Tuesday, June 28, 2005

O povo dá jeito

O povo só é «justo» - e, por isso, digno de todo o género de elogios - quando votou naqueles que nós achamos que mereciam ter ganho as eleições. É assim em democracia. É assim na democracia lusa. Lembram-se com certeza disso: o povo foi muito elogiado aquando das últimas legislativas. Porque nessa altura, segundo grande parte dos escribas de camarote, o povo teve «a lucidez» e a «responsabilidade» necessárias para provocar uma viragem política no país. Obrigadinhos, ó povo.
O pior é que a malta entusiasma-se amiúde e embala em conclusões e aforismos de que vem depois, melancolicamente, a arrepender-se. Nos momentos de rambóia pós-eleitoral, escreve-se e diz-se muitas vezes que «o povo português é sempre sábio». Porque - defende-se em maiúsculas - o povo português, nos momentos decisivos, tem uma espécie de «sentido de Estado» que o faz tomar a decisão «certa» para reequilibrar a vida do país. Todos nós já lemos frases deste calibre.

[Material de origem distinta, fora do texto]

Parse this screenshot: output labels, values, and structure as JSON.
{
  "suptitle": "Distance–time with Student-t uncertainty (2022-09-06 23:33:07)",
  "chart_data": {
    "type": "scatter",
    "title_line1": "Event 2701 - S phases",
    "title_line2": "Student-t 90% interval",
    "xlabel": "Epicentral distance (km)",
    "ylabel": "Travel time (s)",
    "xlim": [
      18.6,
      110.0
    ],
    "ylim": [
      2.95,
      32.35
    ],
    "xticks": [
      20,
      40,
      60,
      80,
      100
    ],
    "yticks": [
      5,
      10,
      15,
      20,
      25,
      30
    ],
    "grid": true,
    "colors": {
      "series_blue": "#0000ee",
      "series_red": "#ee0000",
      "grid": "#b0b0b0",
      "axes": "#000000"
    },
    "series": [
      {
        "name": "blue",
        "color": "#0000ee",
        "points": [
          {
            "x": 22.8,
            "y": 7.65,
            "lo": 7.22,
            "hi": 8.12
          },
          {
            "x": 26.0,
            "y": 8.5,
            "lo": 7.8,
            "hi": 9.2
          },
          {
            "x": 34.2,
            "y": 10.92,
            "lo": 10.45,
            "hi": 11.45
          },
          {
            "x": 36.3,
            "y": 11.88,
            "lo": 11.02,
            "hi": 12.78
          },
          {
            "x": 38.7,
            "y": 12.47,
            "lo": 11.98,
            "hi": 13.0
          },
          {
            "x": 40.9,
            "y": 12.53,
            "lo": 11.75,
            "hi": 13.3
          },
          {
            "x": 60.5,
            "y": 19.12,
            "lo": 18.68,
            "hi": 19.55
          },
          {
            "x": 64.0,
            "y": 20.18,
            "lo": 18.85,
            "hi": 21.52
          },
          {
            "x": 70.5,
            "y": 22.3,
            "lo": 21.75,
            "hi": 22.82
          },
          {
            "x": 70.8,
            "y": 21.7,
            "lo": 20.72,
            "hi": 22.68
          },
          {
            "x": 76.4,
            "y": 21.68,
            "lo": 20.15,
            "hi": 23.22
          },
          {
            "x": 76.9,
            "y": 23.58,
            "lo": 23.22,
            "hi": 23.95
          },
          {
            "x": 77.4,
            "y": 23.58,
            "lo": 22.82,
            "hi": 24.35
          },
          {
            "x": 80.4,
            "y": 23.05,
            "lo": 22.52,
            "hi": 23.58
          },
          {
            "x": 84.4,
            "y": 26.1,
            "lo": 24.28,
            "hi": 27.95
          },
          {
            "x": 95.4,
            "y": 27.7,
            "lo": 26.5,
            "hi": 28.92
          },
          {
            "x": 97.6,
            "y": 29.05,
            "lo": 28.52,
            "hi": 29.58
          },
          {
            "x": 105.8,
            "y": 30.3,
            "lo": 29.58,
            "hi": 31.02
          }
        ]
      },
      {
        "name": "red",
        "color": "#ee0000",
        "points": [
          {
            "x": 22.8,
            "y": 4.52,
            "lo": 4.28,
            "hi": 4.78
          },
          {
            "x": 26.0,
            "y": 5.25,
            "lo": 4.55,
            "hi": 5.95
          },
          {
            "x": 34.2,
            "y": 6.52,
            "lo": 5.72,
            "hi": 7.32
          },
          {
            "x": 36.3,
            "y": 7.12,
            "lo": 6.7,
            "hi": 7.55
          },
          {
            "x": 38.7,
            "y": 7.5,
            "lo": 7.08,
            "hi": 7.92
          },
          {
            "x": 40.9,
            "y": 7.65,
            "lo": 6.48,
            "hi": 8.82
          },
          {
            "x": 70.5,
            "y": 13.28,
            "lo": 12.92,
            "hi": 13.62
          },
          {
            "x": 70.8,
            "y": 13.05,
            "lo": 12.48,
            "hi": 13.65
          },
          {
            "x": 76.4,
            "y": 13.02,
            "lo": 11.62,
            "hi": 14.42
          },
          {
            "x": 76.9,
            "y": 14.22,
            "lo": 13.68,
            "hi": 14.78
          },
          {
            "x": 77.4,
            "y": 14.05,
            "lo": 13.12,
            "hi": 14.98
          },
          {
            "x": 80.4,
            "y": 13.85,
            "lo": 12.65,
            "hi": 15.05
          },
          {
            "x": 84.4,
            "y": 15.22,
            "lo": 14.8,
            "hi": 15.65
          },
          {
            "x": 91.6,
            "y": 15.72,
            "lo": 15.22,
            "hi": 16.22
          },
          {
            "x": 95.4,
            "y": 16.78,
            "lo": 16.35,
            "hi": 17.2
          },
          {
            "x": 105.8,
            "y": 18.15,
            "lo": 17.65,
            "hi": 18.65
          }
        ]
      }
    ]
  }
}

É esse tipo de pensamento que recordo agora que Avelino Ferreira Torres está à frente nas sondagens para as eleições em Amarante - e que os comentários cépticos em relação às qualidades e capacidades superiores do povo começam, aqui e ali, a suceder-se.
Marcelo Rebelo de Sousa, no seu último comentário na RTP (perante uma Ana Sousa Dias cada vez mais desconfortável no seu papel pouco útil), deu a ideia de que, na hipótese provável de Avelino vencer, o povo irá acordar demasiado tarde. Pois, aqui está. O povo, outrora mimado e engraxado na praça pública, a ser avisado das suas contingências e debilidades na altura de decidir.
Sim, é o povo quem mais ordena. Mas só quando nos dá jeito, pois.